Killing The Non-Smoking Guns


This week I'm revising my novel and feel almost ready to send it out in search of a publisher.

So imagine how silly I feel when I find I've written an entire long paragraph about a woodstove.

Now this post could almost have been entitled "Kill Your Babies" because that's what I had, a lyrical and long description of a woodstove, based on, yes, an antique parlor stove that I once owned and loved. I adored the woodstove. I adored the description.

The problem here is that no matter how beautiful the woodstove was, and no matter how driving my description might have been...

The woodstove had absolutely no point in the plot whatsoever. That's right. It didn't perform any function. Nobody got burned on it, nobody touched it, nobody gained any realizations from fondling its lovely cast iron exterior. Well okay, it DID dry my protagonist's clothes.
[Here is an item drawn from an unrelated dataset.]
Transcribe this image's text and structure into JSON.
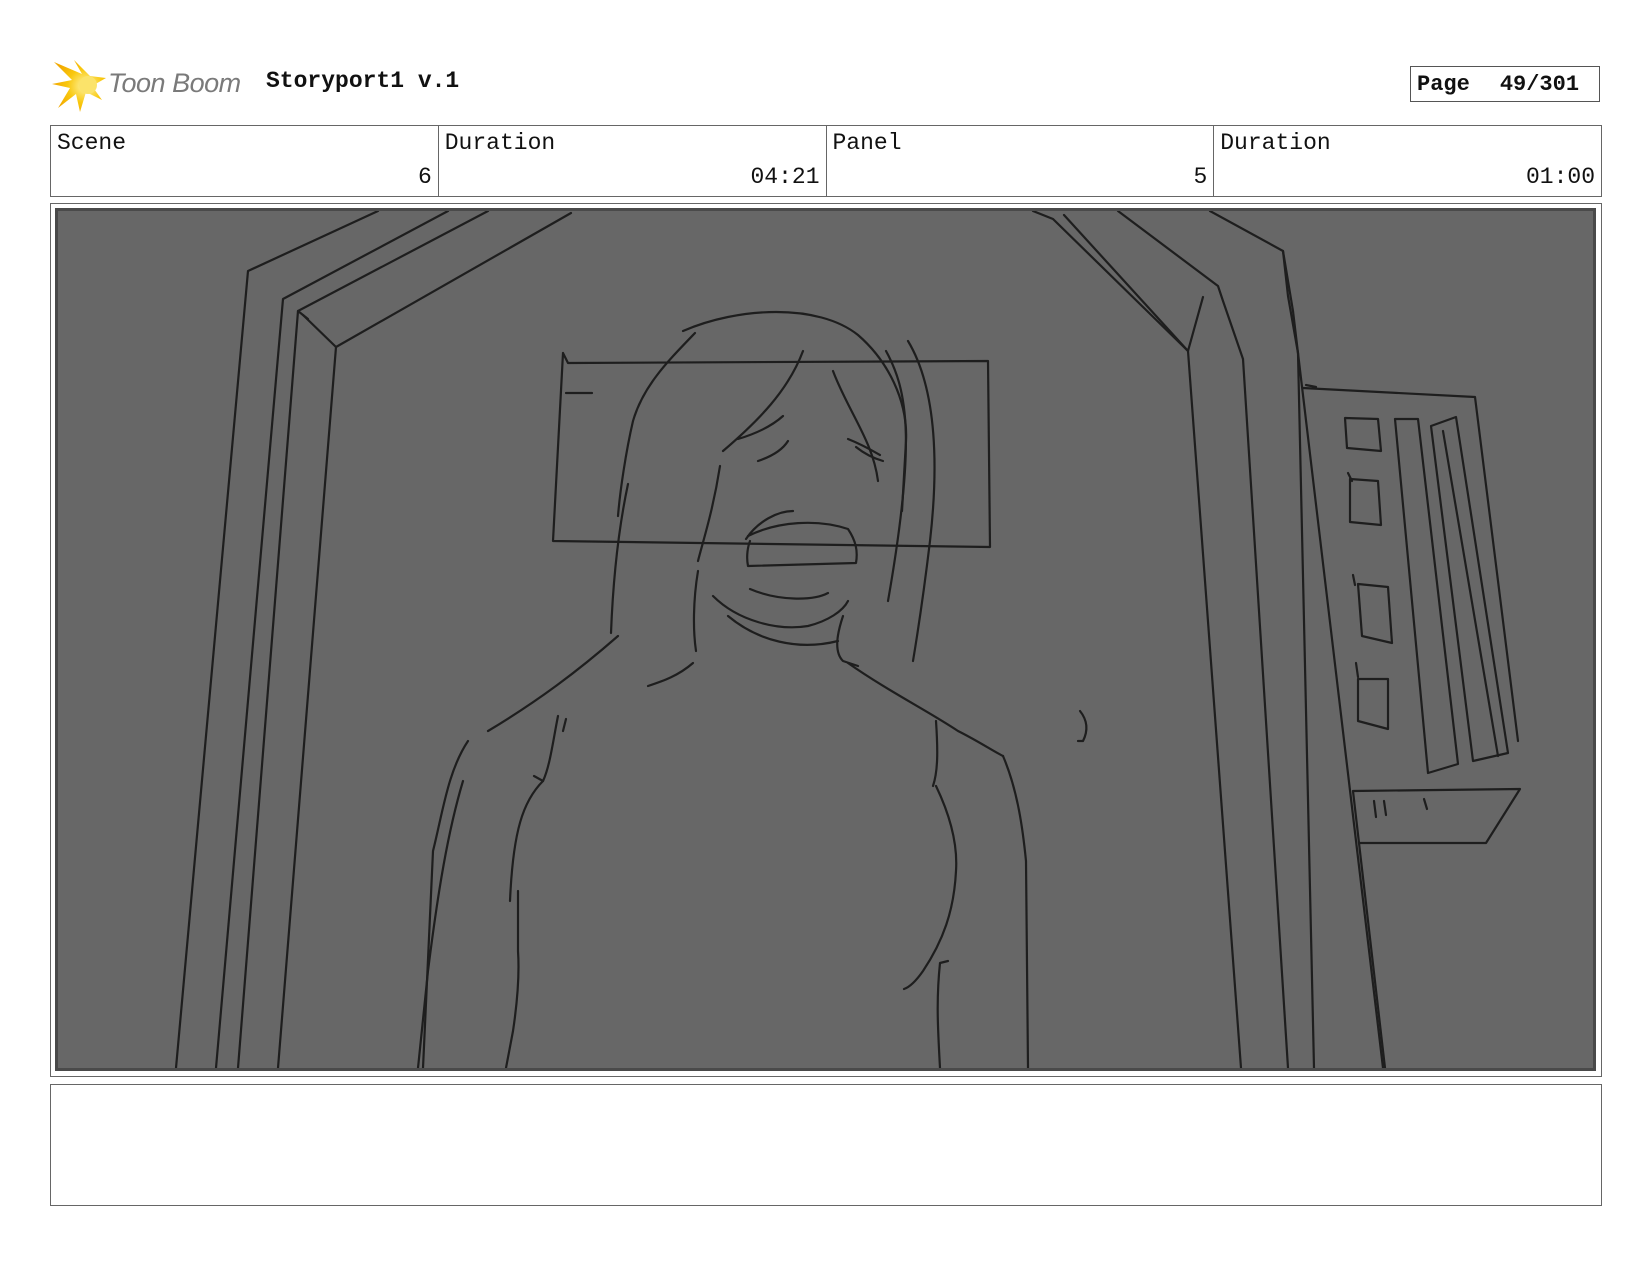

It didn't even belong to a major character. The very minor characters who owned it were there for only one chapter, just serving as a safe place and a way to get my protagonist back to civilization.

So why was I waxing gloriously on about it? Oh damn, it hurt my heart, but I clipped the long paragraph the heck out and threw it away. Maybe I can use it someday in another book where it WILL be pertinent.

At the same time, I had noticed (see my previous post, Too Much Tea - Vary Your Scenes) that a lot of my scenes were involving cooking and mealtimes. Okay, I'm a pretty dedicated cook and foodie, so maybe that's normal, but I was determined to have some of my characters do something OTHER than cook or eat food in the revision.

Late at night, having shut off my computer, I came up with an IDEA. Rather than having a particular scene happen at the breakfast table, I'd put my characters in the living room. Firebuck (a secondary character) would be cleaning his rifle in case the evil faeries showed up. To contrast that, Cath (another secondary character) would be potting some flowers that had already shown up on the porch in a previous description. Falling asleep, I loved the juxtaposition of war and peace and the fact that it would get me away from the "food scenes".

So what was wrong? Well in an earlier-written (but occurring later in the story) scene, Firebuck does tote his rifle around for a bit. Firebuck doesn't use a gun in the end of the novel. I realized that if I added the gun-cleaning scene, readers would THINK it was a clue and be disappointed in the end when they found out it wasn't. Especially since I would now have TWO scenes with the gun in it. Guns don't work terribly well on evil faeries. Just an FYI.

Ouch. So there go my guns and woodstoves. Is my novel better for it? Definitely.

Unless you intend for them to be Red Herrings, get rid of your extraneous plot items. If you show an item and wax glorious about it, the reader will expect you to include it in the resolution of your story. If the item is a weapon, such as a gun, garotte or knife, all the more reason why your reader will expect it to show up at the end and be useful. If not, you risk the possibility of reader confusion and disgust.